Friday, December 15, 2006

On News Management

Blair is questioned by the police and the attack dogs of the Serious Fraud Office are called off the Saudi arms deal in response to Saudi blackmail. And - surprise, surprise - these two stories are smuggled out under the cover of the Ipswich murders and the police report into the death of Diana. That politicians should learn to manage the news in this way is unremarkable and generally accepted. Indeed, to the fast-talking heroes of The West Wing, news management is a noble and dignified occupation, all part of the great cause of keeping Martin Sheen in office. It is a skill, in short, that any competent politician is expected to possess. Nevertheless, convention still demands that denials must be issued. Yesterday party hacks were wheeled out to be shocked and appalled at the suggestion that the police interviews could be timetabled by Downing Street and, after 9/11, a government press officer had to be seen to resign after she was found to have suggested sneaking out bad news under cover of the World Trade Center attacks. These charades are necessary because, though accepted, news management is not respectable for three obvious reasons: a) it is an admission that there is news so bad it has to be covered up b) it is anti-democratic because it is an attempt to interfere with the objectivity of the electorate's perceptions and c) it is fantastically patronising because it assumes the voters are too stupid or complacent to see through these gross attempts at deception. But there is also a fourth, less obvious, reason. News management insults truth. And, call me a sentimental old fool, but I'd still quite like to believe that the insulting of truth is not a necessary adjunct to democratic politics.

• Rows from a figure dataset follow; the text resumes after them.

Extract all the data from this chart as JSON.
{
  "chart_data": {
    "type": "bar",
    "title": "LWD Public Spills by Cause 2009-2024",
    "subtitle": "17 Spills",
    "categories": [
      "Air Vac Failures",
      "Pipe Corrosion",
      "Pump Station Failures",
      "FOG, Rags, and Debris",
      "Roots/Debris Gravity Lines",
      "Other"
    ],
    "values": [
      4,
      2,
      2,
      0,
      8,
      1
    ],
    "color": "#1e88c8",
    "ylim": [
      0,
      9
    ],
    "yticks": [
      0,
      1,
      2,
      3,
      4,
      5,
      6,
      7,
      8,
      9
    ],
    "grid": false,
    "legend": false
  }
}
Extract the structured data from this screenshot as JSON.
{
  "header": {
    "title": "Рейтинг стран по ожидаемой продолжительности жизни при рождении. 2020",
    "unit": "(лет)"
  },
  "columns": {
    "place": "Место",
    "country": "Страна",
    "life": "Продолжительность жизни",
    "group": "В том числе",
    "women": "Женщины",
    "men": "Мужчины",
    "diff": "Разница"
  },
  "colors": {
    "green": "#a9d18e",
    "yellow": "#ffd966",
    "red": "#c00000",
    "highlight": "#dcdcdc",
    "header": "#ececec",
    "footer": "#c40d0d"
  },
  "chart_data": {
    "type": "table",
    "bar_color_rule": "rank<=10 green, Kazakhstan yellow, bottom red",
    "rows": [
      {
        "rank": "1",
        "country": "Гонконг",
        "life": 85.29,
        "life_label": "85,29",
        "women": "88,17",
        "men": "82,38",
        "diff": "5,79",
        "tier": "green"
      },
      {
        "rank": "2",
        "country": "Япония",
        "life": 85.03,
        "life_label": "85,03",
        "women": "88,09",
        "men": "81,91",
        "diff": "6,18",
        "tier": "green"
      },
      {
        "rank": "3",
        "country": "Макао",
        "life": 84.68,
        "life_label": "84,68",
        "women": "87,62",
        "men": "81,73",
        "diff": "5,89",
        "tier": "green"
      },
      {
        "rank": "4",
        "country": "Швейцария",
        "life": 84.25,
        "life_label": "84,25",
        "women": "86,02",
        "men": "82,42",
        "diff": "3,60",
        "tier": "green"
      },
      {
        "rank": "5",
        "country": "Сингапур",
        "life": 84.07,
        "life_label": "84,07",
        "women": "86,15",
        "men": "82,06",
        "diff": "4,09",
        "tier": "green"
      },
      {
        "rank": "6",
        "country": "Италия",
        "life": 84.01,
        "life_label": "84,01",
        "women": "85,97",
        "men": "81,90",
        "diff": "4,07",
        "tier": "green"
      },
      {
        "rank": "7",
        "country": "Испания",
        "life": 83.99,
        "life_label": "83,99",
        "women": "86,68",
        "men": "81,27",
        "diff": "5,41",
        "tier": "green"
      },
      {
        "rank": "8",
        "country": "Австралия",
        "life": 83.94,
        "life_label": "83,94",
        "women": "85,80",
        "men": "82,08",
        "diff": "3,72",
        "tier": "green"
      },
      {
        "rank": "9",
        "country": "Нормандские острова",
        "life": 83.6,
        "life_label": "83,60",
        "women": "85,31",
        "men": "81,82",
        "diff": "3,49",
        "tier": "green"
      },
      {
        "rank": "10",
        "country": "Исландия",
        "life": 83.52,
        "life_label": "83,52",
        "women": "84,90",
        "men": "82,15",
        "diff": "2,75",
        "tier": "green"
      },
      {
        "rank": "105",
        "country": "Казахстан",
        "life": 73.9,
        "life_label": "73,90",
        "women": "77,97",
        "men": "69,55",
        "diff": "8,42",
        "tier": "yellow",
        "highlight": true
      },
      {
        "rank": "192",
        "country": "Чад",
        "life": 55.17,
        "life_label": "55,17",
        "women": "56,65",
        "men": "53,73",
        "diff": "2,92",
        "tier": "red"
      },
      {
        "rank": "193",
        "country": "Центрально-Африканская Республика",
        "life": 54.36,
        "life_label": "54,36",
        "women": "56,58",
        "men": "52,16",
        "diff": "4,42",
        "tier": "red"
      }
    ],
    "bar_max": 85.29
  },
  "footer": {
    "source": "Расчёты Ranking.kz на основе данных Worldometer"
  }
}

  1. Blair and his band of dissemblers and sophists can throw what they like at it, the truth will out and democracy will survive, so long as there are sentimental old fools like you, Bryan (and a sprinkling of sentimental young fools like me. Can one be young and sentimental?).

  2. Democracy may not be safe in the hands of the current government but neither is it safe in the hands of fools, be they of the old or young variety. To be sentimental about this issue is to suggest engagement with politics is something rather cute that our forbears used to do. Wake up Neil. Where's your passion? Everyone notices this kind of news management: even the correspondents on the TV news have made a meal of it. We look to the young to change things, not to lament.

  3. Catherine, you are quite right. In my defence, I was just being glib and silly in order to give Bryan a backhanded compliment, he didn't deserve, for a excellent post. As it happens, I am politically active in Ireland, I work for a campaigning, voluntary organisation (won't mention it) and I write cranky, intemperate letters to the Irish Times on a regular basis highlighting just the sort of thing Bryan was talking about. I hope you can forgive me.